The lawn mower rattles disconcertingly as I push it into the tall grass of my back yard. A vague image crosses my mind of the mower blade coming loose and hurling treacherously into space like errant nunchucks, and I remind myself to check under the mower deck once the machine cools down and make sure everything is secure.
I’ve always enjoyed mowing. Perhaps it’s the smell of fresh-cut grass, or maybe the instant gratification of transforming a ragged landscape swath by swath into a uniform carpet, literally right beneath my feet. And while I am averse to loud noises, the engine’s sound actually buffers me from the aural intrusions of other human activity.
I can be in my own world as I follow the pattern of circling the perimeter of the yard and working in an ever-tightening spiral until there is no more uncut grass. My mind disengages yet remains alert, and in that alertness I catch a slight movement to my left. A western scrub jay is perched on a branch just beyond my property line.
Blue and white with a soft grey chest, scrub jays are among the prettier birds that frequent my back yard. Known for their intelligence and their raucous, grating call, scrub jays are a mixed bag as far as cohabiters go. That’s okay with me, though. I’m a mixed bag, too.
To the right of the jay and closer in, a black crow rests on my reed fence. I’m surprised I didn’t notice the crow right away; it’s only ten feet from where I’m standing, and looks the size of a well fed cat. Shiny black eyes stare at me. I stare back. Politely, of course.

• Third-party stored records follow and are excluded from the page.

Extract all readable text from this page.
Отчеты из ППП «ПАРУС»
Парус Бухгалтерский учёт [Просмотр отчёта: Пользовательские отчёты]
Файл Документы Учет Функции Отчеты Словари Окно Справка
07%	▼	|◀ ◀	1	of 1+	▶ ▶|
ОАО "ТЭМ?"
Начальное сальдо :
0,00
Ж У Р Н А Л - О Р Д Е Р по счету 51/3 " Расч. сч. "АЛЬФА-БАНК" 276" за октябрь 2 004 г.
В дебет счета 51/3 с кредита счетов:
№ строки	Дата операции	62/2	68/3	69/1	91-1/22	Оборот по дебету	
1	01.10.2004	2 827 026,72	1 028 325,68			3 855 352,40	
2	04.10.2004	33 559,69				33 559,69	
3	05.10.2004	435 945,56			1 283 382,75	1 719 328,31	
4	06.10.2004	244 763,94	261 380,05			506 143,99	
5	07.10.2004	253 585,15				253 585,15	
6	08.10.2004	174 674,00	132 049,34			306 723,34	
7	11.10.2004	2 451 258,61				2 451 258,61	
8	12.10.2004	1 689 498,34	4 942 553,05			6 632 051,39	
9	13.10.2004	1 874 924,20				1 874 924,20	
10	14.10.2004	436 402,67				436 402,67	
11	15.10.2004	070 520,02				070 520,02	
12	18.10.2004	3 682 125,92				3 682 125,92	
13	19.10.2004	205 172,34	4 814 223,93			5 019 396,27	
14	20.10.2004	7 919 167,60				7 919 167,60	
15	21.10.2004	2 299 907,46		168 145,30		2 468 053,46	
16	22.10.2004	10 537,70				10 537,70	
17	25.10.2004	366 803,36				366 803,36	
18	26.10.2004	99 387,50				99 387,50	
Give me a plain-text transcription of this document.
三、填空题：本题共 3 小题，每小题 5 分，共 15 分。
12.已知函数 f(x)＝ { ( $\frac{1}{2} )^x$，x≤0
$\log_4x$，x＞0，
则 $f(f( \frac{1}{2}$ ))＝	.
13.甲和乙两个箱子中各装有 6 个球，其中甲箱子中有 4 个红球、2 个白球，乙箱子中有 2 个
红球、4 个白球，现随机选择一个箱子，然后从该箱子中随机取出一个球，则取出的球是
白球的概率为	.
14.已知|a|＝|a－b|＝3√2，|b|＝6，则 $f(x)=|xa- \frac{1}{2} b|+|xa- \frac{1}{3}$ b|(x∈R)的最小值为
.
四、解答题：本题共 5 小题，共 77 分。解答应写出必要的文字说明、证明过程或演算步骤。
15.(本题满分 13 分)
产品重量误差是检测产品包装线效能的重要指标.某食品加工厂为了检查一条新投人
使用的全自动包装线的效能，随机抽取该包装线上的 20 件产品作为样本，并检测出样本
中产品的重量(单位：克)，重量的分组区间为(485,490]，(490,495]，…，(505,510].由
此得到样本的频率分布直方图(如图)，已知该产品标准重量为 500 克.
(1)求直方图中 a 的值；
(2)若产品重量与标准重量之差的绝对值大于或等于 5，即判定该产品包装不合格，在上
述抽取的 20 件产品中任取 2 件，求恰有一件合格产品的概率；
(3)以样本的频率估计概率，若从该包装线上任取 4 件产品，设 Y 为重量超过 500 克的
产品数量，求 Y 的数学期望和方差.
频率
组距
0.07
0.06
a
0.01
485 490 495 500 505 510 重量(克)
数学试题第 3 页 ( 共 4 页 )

Crows – just like the jays — are highly intelligent and highly raucous. They have excellent facial recognition skills, and long memories – so long that a memory can be passed down generationally such that offspring can also “recognize” a face and know if it’s friend or foe without ever having seen the face before. As I do not want to be perpetually blacklisted amongst the crow population, I try to maintain good relations with the local murder (the term for a flock of crows). Hopefully my friendly overtures have paid off. This colossal crow could probably cart me away if it were so inclined.
The scrub jay flits away as I approach, but the crow stands its ground. I take my first pass with the mower and look behind to see that the crow has dropped to the ground to survey my handiwork. Perhaps the mower and I have uncovered some tasty morsels in the lawn.
The crow stays close but keeps relocating, from the lawn to the wall that demarcates the eastern border of my property, then to perch in the tree by the back deck. It doesn’t dislodge until I am within ten feet of it.
It would appear that I was not meant to escape to my internal landscape today. I will allow my erudite feathered companion to share my mental space just as we share our physical space.
With my mowing completed, I push the machine into a shaded spot and move to the deck to rest beneath the now crow-deficient tree. So much for communing with the birds.
Maybe the crow wasn’t there to facilitate my “crow whisperer” aspirations. Maybe it was there to tell me to shut the damn mower off, so it could escape the intrusion of human activity just as I try to do. The thought hurts, but I can respect that. And I will try to comply as best I can.
I rise to head indoors, a bit deflated that my whole “I am one with the animals” fantasy has been trounced. A shadow crosses over the deck where I am standing and I turn just in time to see the crow, flying low straight over me as if to acknowledge my respect and say, “thank you.”
“You’re welcome,” I whisper. “You’re most certainly welcome.”